Sunday, July 24, 2011

Totally Distracted and Running from Reality

He lives life on the edge. Alcohol-fueled, party-going, fascinated with flirtation, his focus is on the fun-filled and the frivolous. Reality is too painful. But the inevitable consequence of living the fast life, the hard life, is that it easily leads to a short, empty life.

She buries herself in the details of retirement. She has a schedule filled with healthy activities, connecting with old friends and keeping her time fully occupied. She diverts any discussion away from the harsh diagnosis, the undeniable movement into a future that offers limitations, disability or worse.

They both have Parkinson's disease. They are both addicted to distraction.

This is a struggle we all face. Who among us has not sought to escape, if only momentarily, from the reality that would otherwise confront and overwhelm us? Who has not from time to time succumbed to meaningless and mundane media in order to avoid the seemingly crushing concerns that surround us?

It may be Parkinson's disease, cancer, deafness, arthritis or just pain that doctors have not been able to explain. It may be poverty, persecution, unemployment or simply loneliness. Reality may be filled with deflated dreams, failure or helplessness. To some degree we all live in a reality that compels us to search out diversions. It is easy to become an addict.
Some addictions are too seriously debilitating distractions while others are to relatively playful pastimes, at least initially. Some who crave distraction inhale/snort/shoot drugs that demonize. Others find food their favorite fetish. Some gamble for gain and excitement. Some smoke to take the edge off. Some drink to sleep more easily. Television, newspapers, Ipods and video games, they all can become the objects of our addiction to distraction.
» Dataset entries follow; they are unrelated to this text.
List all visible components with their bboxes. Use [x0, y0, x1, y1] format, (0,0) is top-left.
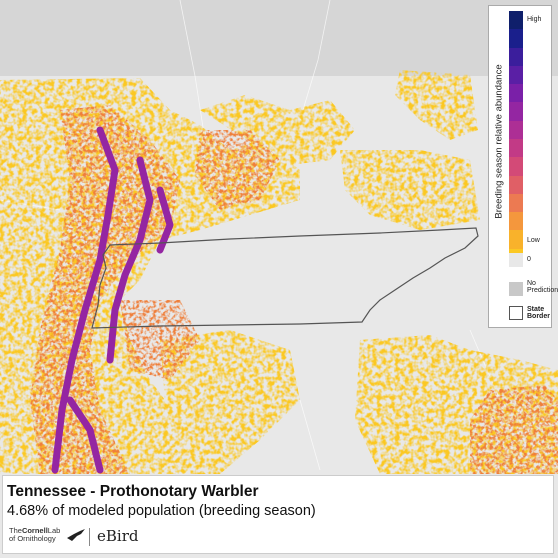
ramp-step	[509, 29, 523, 48]
ramp-step	[509, 230, 523, 249]
legend-no-prediction-label: No Prediction	[527, 280, 558, 295]
cornell-lab-logo[interactable]: TheCornellLab of Ornithology	[9, 526, 61, 544]
ramp-step	[509, 193, 523, 213]
map-title: Tennessee - Prothonotary Warbler	[7, 483, 259, 500]
legend-low-label: Low	[527, 237, 540, 244]
legend: Breeding season relative abundance High …	[488, 5, 558, 328]
legend-title: Breeding season relative abundance	[493, 63, 505, 219]
cornell-bird-icon	[67, 529, 85, 541]
tennessee-state-border	[91, 227, 479, 329]
legend-high-label: High	[527, 16, 542, 23]
legend-zero-label: 0	[527, 256, 531, 263]
zero-swatch	[509, 253, 523, 267]
abundance-high	[51, 126, 174, 474]
color-ramp	[509, 11, 523, 267]
ramp-step	[509, 102, 523, 121]
ramp-step	[509, 175, 523, 194]
ramp-step	[509, 65, 523, 85]
no-prediction-region	[0, 0, 558, 76]
no-prediction-swatch	[509, 282, 523, 296]
map-subtitle: 4.68% of modeled population (breeding se…	[7, 503, 316, 519]
caption-panel: Tennessee - Prothonotary Warbler 4.68% o…	[2, 475, 554, 554]
ebird-logo[interactable]: eBird	[97, 527, 139, 545]
ramp-step	[509, 138, 523, 158]
ramp-step	[509, 157, 523, 176]
state-border-swatch	[509, 306, 523, 320]
legend-state-border-label: State Border	[527, 306, 550, 321]
ramp-step	[509, 212, 523, 231]
logo-divider	[89, 528, 90, 546]
ramp-step	[509, 11, 523, 30]
ramp-step	[509, 84, 523, 103]
ramp-step	[509, 120, 523, 139]
ramp-step	[509, 47, 523, 66]
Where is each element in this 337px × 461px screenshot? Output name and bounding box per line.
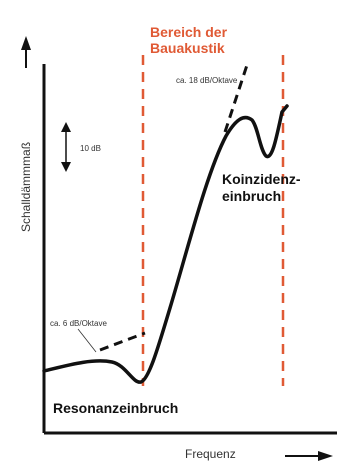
x-axis-arrow-icon xyxy=(285,451,333,461)
region-label-line1: Bereich der xyxy=(150,24,228,40)
x-axis-label: Frequenz xyxy=(185,447,236,461)
series-line-transmission-loss xyxy=(42,104,289,384)
slope-high-extension xyxy=(223,61,250,133)
annotation-coincidence-line1: Koinzidenz- xyxy=(222,171,301,187)
annotation-scale: 10 dB xyxy=(80,144,101,153)
annotation-slope-low-leader xyxy=(77,328,97,353)
y-axis-arrow-icon xyxy=(21,36,31,68)
annotation-coincidence-line2: einbruch xyxy=(222,188,281,204)
y-axis-label: Schalldämmmaß xyxy=(19,142,33,232)
annotation-slope-low: ca. 6 dB/Oktave xyxy=(50,319,107,328)
slope-low-extension xyxy=(99,331,146,352)
annotation-resonance: Resonanzeinbruch xyxy=(53,400,178,416)
annotation-slope-high: ca. 18 dB/Oktave xyxy=(176,76,238,85)
region-label-line2: Bauakustik xyxy=(150,40,225,56)
scale-double-arrow-icon xyxy=(61,122,71,172)
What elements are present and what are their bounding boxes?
So what is the reality you are trying to escape, deny or avoid? Mine is easy. I do not want to think about my Parkinsonian tremor that makes it difficult to keep my vehicle's gas pedal steady or hold a cup of coffee in my right hand. It can be downright depressing to think of the future, trapped in a body that will not stop moving, dependent on drugs to make it through the day. As scary as it may be sometimes, it is still a reality to be dealt with. I ignore it at my peril. And for me, distractions are a form of running away, a dangerous dance with denial.
The fact is, I have Parkinson's disease. Ignoring it, running away from it or hiding from it will not change that reality. The more I am distracted the less I deal with its reality. But despite how society has entranced me with distractions, I have a choice.

I am learning.

Reality is better than fakery; harder, but better.

Distractions are seductive, promising freedom from reality, but delivering slavery.

One's ability to come to grips with reality depends on one’s ability to defeat the addiction of distractions.

True resting, recreation and relaxing, even retreating, prepare one for reality. Distractions leave one longing to escape.

Life is too precious, too short and too important to spend it distracted.
It is time to deal with the real world. It is time to diminish distractions.